Chain length engineering

We have been pursuing the goal of de novo synthesis of defined fatty acids for many years, beginning with our initial study on the binding of cerulenin to yeast FAS (1). Building on this foundation, we described the mechanisms of chain-length control in fatty acid synthesis by bacterial type I FAS. Through combined enzyme kinetics and quantitative computational modeling, we gained a molecular understanding of the parameters governing iterative catalysis in FAS (2).

This knowledge enabled us to produce short-chain fatty acids (SCFAs) in yeast strains carrying rationally engineered FAS variants. A key feature of our design strategy has always been to introduce only essential, minimal mutations. In the yeast FAS, as few as five targeted mutations were sufficient to enable SCFA synthesis. Even without additional metabolic pathway engineering, these strains produced predominantly hexanoic (C6) and octanoic (C8) acids at total titers of up to 464 mg/l (3,4).

We have subsequently extended this approach to engineer mammalian FAS (mFAS) variants capable of producing short- and medium-chain fatty acids (SMCFAs). By introducing targeted amino acid substitutions, we achieved control over product specificity—primarily by reducing the efficiency of the ketoacyl synthase (KS) domain in elongating long-chain acyl intermediates (5) and incorporating a thioesterase (TE) with broad chain-length tolerance. In these mFAS variants, the promiscuous TE preferentially hydrolyzes short- and medium-chain acyl intermediates, which are poor KS substrates, thereby releasing free SMCFAs. This dual optimization enables efficient synthesis of SMCFAs with tunable enzymatic properties, allowing selective production of defined chain-length subsets.

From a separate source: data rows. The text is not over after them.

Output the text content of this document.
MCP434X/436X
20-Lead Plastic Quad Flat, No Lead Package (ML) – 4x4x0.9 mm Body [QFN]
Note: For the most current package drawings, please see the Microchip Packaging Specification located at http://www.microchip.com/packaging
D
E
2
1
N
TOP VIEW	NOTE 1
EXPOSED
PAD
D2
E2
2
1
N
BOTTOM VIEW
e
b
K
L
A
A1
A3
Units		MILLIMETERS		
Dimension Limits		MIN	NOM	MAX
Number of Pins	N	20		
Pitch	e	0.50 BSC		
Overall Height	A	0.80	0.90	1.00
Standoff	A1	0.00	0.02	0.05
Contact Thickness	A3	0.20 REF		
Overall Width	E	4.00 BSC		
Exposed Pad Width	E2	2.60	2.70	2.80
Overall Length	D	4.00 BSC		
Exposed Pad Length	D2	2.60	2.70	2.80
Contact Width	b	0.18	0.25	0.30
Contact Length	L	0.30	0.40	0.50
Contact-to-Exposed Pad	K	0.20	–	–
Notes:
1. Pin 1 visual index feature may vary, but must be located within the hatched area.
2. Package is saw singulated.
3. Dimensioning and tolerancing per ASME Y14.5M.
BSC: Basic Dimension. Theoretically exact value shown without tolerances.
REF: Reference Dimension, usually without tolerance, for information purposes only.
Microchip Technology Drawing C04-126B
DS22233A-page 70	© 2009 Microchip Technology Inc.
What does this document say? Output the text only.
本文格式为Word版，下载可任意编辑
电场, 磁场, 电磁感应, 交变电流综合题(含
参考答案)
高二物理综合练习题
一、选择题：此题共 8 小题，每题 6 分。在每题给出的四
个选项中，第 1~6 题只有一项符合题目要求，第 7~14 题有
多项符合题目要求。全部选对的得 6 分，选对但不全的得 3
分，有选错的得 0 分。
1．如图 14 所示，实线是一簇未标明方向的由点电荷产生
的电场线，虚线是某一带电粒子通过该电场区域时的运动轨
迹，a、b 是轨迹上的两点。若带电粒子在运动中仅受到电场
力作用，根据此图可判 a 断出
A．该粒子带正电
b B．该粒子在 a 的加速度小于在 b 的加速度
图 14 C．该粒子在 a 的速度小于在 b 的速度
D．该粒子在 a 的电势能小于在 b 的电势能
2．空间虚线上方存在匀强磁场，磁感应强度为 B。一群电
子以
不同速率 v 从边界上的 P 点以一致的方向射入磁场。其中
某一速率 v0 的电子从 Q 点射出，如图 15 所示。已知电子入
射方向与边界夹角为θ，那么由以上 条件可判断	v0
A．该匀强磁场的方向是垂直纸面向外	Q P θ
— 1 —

To explore the full potential of our platform, we further optimized C12-FA biosynthesis by metabolic engineering of a yeast strain. Under fed-batch fermentation conditions, the strain - equipped with mFAS and metabolically engineering - achieved high yields (Ludig and Zhai et al., accepted; further details forthcoming). Medium-chain fatty acids (MCFAs), particularly C12-FA, are currently sourced mainly from palm kernel oil. To serve as a sustainable alternative to existing plant-based oleochemical technologies, microbial production platforms must achieve selective synthesis of short- and medium-chain oleochemicals at competitive yields. Our work demonstrates that fatty acid synthases are powerful biosynthetic machines, well-suited as robust and tunable de novo platforms for the production of SMCFAs.

1. Johansson, P. et al. Inhibition of the fungal fatty acid synthase type I multienzyme complex. Proc Natl Acad Sci U S A. 105, 12803–12808 (2008).
2. Gajewski, J. et al. Engineering fatty acid synthases for directed polyketide production. Nat Chem Biol 13, 363–365 (2017).
3. Gajewski, J., Pavlovic, R., Fischer, M., Boles, E. & Grininger, M. Engineering fungal de novo fatty acid synthesis for short chain fatty acid production. Nat Commun 8, 14650 (2017).
4. Gusenda, C., Calixto, A. R., Da Silva, J. R., Fernandes, P. A. & Grininger, M. The Kinetics of Carbon‐Carbon Bond Formation in Metazoan Fatty Acid Synthase and Its Impact on Product Fidelity. Angew. Chem. Int. Ed. e202412195 (2024) doi:10.1002/anie.202412195.
5. Heil, C. S., Wehrheim, S. S., Paithankar, K. S. & Grininger, M. Fatty Acid Biosynthesis: Chain-Length Regulation and Control. Chembiochem : a European journal of chemical biology 20, 2298–2321 (2019).